So Evan’s body is telling us that it’s ready for his VSD to be closed.
I was expecting Evan’s cardiologist to utter these words today, but it didn’t make the news any easier to bear.
We’ve known since Evan was just a week old that he has congenital cardiac defects that will need to be repaired through open heart surgery; yet it’s been easy to ignore the inevitable as he’s defied the odds until now.
A few weeks ago I took the twins for their 15-month checkup. Evan had only gained a few ounces since his one year checkup, which raised red flags, especially since he eats like a teenage boy. Our pediatrician suggested we try adding more calories to Evan’s food, get him on PediaSure, and make an appointment with the cardiologist to rule out cardiac causes for his slow weight-gain.
At the time, her suggestions seemed over-cautious, especially since he’s hitting all of his milestones and otherwise very healthy. But as the weeks passed, Evan started showing other symptoms. Most noticeably, he’s been waking up crying for food one or two times every night, and he’s now taking two 2-3 hour naps daily at a time when most toddlers are transitioning to one afternoon nap.
This afternoon the two of us headed down to Boston Children’s Hospital. We had a long wait, so Evan amused himself (and everyone in the waiting room) by watching the trains, drawing, and trying to walk out of the cardiology department.
It’s always a bit surreal sitting in the waiting room with the other parents. Our children are all connected as heart kids… yet we all have such different experiences. The woman next to me was with her 22-year-old son. We chatted about the holidays, and how many kids we have, but all I really wanted to ask her was, “What’s it like? How do you get through each visit worrying there’s been a change for the worse?” I guess I already knew the answer… you just do. Because you have to…
After a somewhat painful hour of waiting, we were called in for Evan’s EKG. Unlike previous EKGs, Evan did not lie still – he was hangry. The nurse managed to distract him long enough to get a decent reading, and then we hung out in the room eating snacks until his cardiologist came to check on him.
After a brief chat, we were sent on our way for an echocardiogram. Evan insisted in walking a lap around the cardiac unit before going into the exam room. Unfortunately, despite trying to distract him with cartoons and songs, he wiggled and cried in my arms as the tech tried to get a clear view of his heart. A few minutes after we were done, his cardiologist returned with the news… it’s time for Evan’s surgery.
During his open heart procedure, the surgeon will close his VSD (hole in his heart) and remove the extra band of muscle in his right ventricle. The entire procedure will take about four hours from the time they wheel him away from us until he’s out of the recovery room. This will be followed by a week in the hospital, and six weeks of recovery at home.
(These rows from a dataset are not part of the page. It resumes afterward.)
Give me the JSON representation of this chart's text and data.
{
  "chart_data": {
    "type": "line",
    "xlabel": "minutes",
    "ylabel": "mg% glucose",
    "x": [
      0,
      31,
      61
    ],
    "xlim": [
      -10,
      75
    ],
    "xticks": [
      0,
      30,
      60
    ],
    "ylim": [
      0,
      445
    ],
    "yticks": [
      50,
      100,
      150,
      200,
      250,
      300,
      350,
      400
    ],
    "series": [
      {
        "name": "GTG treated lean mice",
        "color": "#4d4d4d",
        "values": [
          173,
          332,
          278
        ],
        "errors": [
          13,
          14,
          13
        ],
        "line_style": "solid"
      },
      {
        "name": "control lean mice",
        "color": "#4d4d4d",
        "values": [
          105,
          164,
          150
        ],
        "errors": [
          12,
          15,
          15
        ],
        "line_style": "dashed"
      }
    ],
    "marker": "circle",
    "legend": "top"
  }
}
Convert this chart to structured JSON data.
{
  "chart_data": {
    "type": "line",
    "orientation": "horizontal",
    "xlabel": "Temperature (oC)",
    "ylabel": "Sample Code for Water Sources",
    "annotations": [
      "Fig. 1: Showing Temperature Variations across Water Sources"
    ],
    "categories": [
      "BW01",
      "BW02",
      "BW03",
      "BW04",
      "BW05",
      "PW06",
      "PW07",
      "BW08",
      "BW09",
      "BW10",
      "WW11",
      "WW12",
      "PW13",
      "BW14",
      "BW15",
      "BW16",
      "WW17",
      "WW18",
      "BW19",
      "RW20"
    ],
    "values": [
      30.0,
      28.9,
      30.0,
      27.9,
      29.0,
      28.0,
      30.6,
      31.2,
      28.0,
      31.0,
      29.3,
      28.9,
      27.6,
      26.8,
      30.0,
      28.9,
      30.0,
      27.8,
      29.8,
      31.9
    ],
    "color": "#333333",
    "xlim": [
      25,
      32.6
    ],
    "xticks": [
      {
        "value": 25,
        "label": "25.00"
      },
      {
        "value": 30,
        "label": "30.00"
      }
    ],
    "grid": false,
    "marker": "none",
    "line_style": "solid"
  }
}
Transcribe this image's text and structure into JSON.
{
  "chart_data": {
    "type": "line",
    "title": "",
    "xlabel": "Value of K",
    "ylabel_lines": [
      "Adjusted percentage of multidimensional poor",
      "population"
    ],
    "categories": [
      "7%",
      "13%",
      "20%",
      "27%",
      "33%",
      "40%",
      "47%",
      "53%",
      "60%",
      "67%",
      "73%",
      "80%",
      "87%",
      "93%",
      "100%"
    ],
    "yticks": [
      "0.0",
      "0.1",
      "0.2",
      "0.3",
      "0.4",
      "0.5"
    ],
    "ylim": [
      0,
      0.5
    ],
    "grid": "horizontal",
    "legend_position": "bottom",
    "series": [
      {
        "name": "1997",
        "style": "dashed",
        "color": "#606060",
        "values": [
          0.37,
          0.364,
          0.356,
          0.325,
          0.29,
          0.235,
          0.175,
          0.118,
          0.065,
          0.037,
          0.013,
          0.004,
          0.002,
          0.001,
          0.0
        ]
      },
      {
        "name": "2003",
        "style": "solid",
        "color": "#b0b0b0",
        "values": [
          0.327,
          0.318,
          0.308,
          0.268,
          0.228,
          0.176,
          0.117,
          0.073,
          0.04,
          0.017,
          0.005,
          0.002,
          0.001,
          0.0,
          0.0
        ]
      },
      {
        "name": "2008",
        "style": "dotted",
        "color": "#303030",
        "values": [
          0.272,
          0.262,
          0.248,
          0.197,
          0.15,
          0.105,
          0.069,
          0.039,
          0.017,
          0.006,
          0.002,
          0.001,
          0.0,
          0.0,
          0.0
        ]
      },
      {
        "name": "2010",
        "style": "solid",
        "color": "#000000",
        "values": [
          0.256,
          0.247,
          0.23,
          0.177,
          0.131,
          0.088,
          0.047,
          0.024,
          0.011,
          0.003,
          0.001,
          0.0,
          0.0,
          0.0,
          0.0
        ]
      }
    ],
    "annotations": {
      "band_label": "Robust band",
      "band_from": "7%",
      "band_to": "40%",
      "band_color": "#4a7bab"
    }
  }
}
Next week I am taking Evan back to his pediatrician for blood work. His cardiologist wants to rule out any other possible causes for the lack of weight gain, and to rule out DiGeorge Syndrome. (Evan actually has a third cardiac defect – a right aortic arch. Rather than curving to the left, Evan’s aortic arch curves right. It’s causing him no problems, and seems to be an anomaly, but because it can be a symptom of DiGeorge Syndrome, the doctors want to do a bit more testing.)
In two weeks we will go for his pre-op appointment, during which he’ll have a sedated echocardiogram. Depending on the results, he will have surgery the next day. Because some of Evan’s symptoms are not consistent with heart failure, his cardiology fellow is holding out hope that something else is keeping him from gaining more weight. We’re praying she’s right, but in the meantime trying to wrap around our heads around the fact that the day we’ve dreaded is finally here.